GS-Bias: Global-Spatial Bias Learner for Single-Image Test-Time Adaptation of Vision-Language Models

Authors: Zhaohong Huang, Yuxin Zhang, Jingjing Xie, Fei Chao, Rongrong Ji

ICML 2025 | Venue PDF | Archive PDF | Plain Text | LLM Run Details

Reproducibility Variable Result LLM Response
Research Type Experimental Our code is released at https://github.com/hzhxmu/GS-Bias. [...] We report comprehensive evaluations and comparisons to the existing TTA method for VLMs across 15 datasets, demonstrating that GS-Bias achieves an excellent balance between performance and efficiency.
Researcher Affiliation Academia 1Key Laboratory of Multimedia Trusted Perception and Efficient Computing, Ministry of Education of China, Xiamen University, 361005, P.R. China.

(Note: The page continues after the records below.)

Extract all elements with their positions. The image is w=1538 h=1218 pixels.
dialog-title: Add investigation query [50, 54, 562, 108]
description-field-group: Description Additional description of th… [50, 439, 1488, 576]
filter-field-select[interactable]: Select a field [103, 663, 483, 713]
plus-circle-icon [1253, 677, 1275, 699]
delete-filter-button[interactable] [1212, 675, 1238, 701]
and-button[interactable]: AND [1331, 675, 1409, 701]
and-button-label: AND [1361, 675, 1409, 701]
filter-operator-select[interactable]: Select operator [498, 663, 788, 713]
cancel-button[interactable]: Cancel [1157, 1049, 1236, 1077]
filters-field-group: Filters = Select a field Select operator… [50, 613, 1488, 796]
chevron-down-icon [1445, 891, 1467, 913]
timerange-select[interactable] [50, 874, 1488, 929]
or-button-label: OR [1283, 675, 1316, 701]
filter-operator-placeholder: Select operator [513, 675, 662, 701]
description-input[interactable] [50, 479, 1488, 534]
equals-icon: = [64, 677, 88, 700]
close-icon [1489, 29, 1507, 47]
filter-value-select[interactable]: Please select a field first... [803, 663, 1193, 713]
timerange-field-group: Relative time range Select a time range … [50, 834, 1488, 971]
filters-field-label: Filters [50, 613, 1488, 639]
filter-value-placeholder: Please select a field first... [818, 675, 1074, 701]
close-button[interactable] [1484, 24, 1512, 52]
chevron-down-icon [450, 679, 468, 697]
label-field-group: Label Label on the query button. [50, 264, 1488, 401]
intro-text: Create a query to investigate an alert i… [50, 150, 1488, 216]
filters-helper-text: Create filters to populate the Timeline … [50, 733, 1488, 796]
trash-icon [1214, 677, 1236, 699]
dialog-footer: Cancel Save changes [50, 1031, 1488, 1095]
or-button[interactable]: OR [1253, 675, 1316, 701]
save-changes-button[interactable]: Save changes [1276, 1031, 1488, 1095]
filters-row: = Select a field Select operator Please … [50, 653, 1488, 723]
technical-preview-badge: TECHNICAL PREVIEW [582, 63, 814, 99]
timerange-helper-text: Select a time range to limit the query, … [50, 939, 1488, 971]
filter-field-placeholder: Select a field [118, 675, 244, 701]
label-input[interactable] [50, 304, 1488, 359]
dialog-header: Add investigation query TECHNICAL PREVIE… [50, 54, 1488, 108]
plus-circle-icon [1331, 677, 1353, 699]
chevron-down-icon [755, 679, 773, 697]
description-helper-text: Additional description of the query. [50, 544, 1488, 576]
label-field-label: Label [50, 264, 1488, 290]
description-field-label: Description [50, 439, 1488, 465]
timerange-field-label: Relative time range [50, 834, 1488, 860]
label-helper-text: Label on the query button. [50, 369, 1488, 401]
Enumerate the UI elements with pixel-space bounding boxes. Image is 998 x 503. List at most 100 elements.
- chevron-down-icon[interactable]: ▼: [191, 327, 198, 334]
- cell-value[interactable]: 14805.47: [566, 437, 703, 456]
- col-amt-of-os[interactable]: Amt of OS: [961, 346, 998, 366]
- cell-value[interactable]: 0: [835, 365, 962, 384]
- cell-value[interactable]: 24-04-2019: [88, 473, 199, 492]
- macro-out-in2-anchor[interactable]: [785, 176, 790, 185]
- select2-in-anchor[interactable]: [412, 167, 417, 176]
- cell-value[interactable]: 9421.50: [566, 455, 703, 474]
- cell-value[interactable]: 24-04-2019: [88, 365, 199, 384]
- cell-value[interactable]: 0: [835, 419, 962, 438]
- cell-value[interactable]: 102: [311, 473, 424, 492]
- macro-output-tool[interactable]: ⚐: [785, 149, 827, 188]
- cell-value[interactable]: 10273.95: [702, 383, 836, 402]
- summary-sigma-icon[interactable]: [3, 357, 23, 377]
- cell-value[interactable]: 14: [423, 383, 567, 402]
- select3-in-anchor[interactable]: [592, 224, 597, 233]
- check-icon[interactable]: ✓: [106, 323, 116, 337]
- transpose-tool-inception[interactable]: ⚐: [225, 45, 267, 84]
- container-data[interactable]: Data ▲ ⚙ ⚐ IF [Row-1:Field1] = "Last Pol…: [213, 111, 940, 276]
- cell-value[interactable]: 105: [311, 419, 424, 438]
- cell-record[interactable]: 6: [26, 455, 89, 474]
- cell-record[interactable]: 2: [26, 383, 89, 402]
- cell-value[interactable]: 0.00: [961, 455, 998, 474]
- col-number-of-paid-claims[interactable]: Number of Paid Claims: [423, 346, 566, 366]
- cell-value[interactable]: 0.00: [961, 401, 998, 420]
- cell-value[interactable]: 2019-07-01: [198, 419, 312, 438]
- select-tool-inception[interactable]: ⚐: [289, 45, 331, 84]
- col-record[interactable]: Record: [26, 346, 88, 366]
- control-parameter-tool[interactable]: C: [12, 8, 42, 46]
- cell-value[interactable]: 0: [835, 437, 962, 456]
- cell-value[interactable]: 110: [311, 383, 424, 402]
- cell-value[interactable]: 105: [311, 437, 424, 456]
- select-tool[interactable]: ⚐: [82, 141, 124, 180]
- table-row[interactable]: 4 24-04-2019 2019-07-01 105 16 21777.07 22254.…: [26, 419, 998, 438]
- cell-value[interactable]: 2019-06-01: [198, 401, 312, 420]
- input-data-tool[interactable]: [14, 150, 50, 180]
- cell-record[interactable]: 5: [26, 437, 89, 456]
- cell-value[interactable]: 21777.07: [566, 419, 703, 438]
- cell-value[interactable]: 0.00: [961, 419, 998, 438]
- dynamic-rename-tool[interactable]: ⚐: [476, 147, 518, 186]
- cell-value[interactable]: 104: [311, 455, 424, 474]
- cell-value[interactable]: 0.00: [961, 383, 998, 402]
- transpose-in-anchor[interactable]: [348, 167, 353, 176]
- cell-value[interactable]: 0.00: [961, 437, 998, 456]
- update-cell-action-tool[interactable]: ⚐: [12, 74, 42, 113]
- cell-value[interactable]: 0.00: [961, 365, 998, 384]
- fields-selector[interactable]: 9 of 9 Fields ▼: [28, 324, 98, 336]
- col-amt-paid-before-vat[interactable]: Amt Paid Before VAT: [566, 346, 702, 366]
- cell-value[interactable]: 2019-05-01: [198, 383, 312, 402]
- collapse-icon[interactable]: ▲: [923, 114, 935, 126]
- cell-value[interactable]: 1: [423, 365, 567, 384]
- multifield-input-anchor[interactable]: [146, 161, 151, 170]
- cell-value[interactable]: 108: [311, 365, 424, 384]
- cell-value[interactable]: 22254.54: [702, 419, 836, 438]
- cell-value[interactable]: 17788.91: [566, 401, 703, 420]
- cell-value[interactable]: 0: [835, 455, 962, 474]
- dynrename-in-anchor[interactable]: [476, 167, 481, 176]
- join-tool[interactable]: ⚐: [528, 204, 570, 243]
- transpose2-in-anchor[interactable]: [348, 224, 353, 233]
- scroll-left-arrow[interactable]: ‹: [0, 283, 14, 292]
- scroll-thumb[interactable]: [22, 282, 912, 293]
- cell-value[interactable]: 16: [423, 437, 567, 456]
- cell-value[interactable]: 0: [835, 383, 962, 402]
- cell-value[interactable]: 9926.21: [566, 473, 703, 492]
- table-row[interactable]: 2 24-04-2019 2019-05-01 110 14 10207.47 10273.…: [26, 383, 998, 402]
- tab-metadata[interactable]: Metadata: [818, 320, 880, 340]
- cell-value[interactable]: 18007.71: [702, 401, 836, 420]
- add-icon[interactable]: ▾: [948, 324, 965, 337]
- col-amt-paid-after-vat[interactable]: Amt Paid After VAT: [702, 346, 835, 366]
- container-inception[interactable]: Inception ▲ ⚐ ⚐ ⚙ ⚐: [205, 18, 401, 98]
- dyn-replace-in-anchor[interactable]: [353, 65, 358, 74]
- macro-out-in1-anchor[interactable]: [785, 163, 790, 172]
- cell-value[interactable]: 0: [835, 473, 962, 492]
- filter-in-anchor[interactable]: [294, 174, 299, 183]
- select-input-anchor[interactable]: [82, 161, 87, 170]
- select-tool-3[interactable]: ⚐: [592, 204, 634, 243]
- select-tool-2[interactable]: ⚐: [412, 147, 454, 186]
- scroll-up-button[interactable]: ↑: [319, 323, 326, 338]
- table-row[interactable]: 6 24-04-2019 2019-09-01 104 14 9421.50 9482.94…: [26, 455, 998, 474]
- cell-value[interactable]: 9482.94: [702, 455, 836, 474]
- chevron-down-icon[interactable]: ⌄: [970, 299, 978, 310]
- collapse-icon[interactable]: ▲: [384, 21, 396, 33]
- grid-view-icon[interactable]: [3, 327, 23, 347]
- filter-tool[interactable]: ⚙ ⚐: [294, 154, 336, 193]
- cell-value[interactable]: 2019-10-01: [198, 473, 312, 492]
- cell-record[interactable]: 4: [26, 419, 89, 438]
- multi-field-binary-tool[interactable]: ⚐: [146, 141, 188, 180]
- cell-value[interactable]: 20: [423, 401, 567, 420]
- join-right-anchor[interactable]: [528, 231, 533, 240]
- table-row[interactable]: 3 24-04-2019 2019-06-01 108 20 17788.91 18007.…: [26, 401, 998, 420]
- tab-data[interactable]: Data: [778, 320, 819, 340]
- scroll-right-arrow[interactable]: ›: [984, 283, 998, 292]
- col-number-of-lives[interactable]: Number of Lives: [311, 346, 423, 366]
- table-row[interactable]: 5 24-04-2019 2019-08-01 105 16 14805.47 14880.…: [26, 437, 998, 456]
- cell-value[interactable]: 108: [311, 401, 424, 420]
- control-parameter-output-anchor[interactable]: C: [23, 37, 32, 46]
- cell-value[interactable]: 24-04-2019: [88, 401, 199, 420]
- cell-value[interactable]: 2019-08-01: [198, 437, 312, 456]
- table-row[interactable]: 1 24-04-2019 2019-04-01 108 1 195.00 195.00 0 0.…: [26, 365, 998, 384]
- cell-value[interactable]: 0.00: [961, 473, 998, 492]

Correspondence to: Rongrong Ji <EMAIL>.
Pseudocode No The paper describes methods and equations but does not contain any explicitly labeled pseudocode or algorithm blocks.
Open Source Code Yes Our code is released at https://github.com/hzhxmu/GS-Bias.
Open Datasets Yes For the Cross-Datasets Generalization benchmark, we assess performance on 10 diverse classification datasets, covering a broad spectrum of visual recognition tasks. These include datasets for plant and animal species (Flowers102 (Nilsback & Zisserman, 2008) and Oxford Pets (Parkhi et al., 2012)), transportation (Stanford Cars (Krause et al., 2013) and FGVC-Aircraft (Maji et al., 2013)), food (Food101 (Bossard et al., 2014)), satellite imagery (Euro SAT (Helber et al., 2019)), human actions (UCF101 (Soomro, 2012)), texture (DTD (Cimpoi et al., 2014)), scene recognition (SUN397 (Sun et al., 2020)), and general object classification (Caltech101 (Fei-Fei et al., 2004)). In the Domain Generalization setting, we evaluate our approach on four out-of-distribution (OOD) variants of Image Net (Deng et al., 2009): Image Net V2 (Recht et al., 2019), Image Net-Sketch (Wang et al., 2019), Image Net-A (Hendrycks et al., 2021b), and Image Net-R (Hendrycks et al., 2021a).
Dataset Splits No The paper mentions using standard benchmark datasets for evaluation and provides details on how augmented views are generated for test-time adaptation (e.g., BS = 8, ρ = 0.5), but it does not specify explicit training/validation/test splits of the datasets themselves as would be needed for reproducing model training.
Hardware Specification Yes All experiments are conducted on a single NVIDIA A800 GPU.
Software Dependencies No The paper mentions using CLIP, ViT, and Transformer-based text encoder but does not provide specific version numbers for these or other software dependencies like Python, PyTorch, or CUDA.
Experiment Setup Yes Implementation details. In all experiments, we use the publicly available pre-trained CLIP model, with Vi T-B/16 (Dosovitskiy, 2020) as the backbone and a Transformer-based text encoder (Vaswani, 2017). For each test image, we evaluate two hand-crafted prompts: the basic prompt "a photo of a [class]." and the more elaborate ensemble prompt described in (Radford et al., 2021a). [...] Aligned with prior TTA works (Shu et al., 2022; Zanella & Ben Ayed, 2024), we adopt random cropping as the data augmentation strategy. Specifically, for the unseen cross-dataset generalization, we obtain a set of augmented views with BS = 8 and set the views selection rate to ρ = 0.5. For the out-of-distribution domain generalization, the number of augmented views is increased to BS = 64, and the views selection rate is adjusted to ρ = 0.3. For the learning of GS-Bias, the number of important spatial regions K in Eq.12 is fixed at 16. These biases are optimized with 5 steps during test phase. The learning rates for the biases in Eq. 7 and Eq. 14 are set to α = 1 and β = 1 for cross-domain generalization, whereas for domain generalization, α = 10 and β = 1. Across all experiments, top-1 accuracy (%) is used as the evaluation metric, which is a standard measure for classification performance.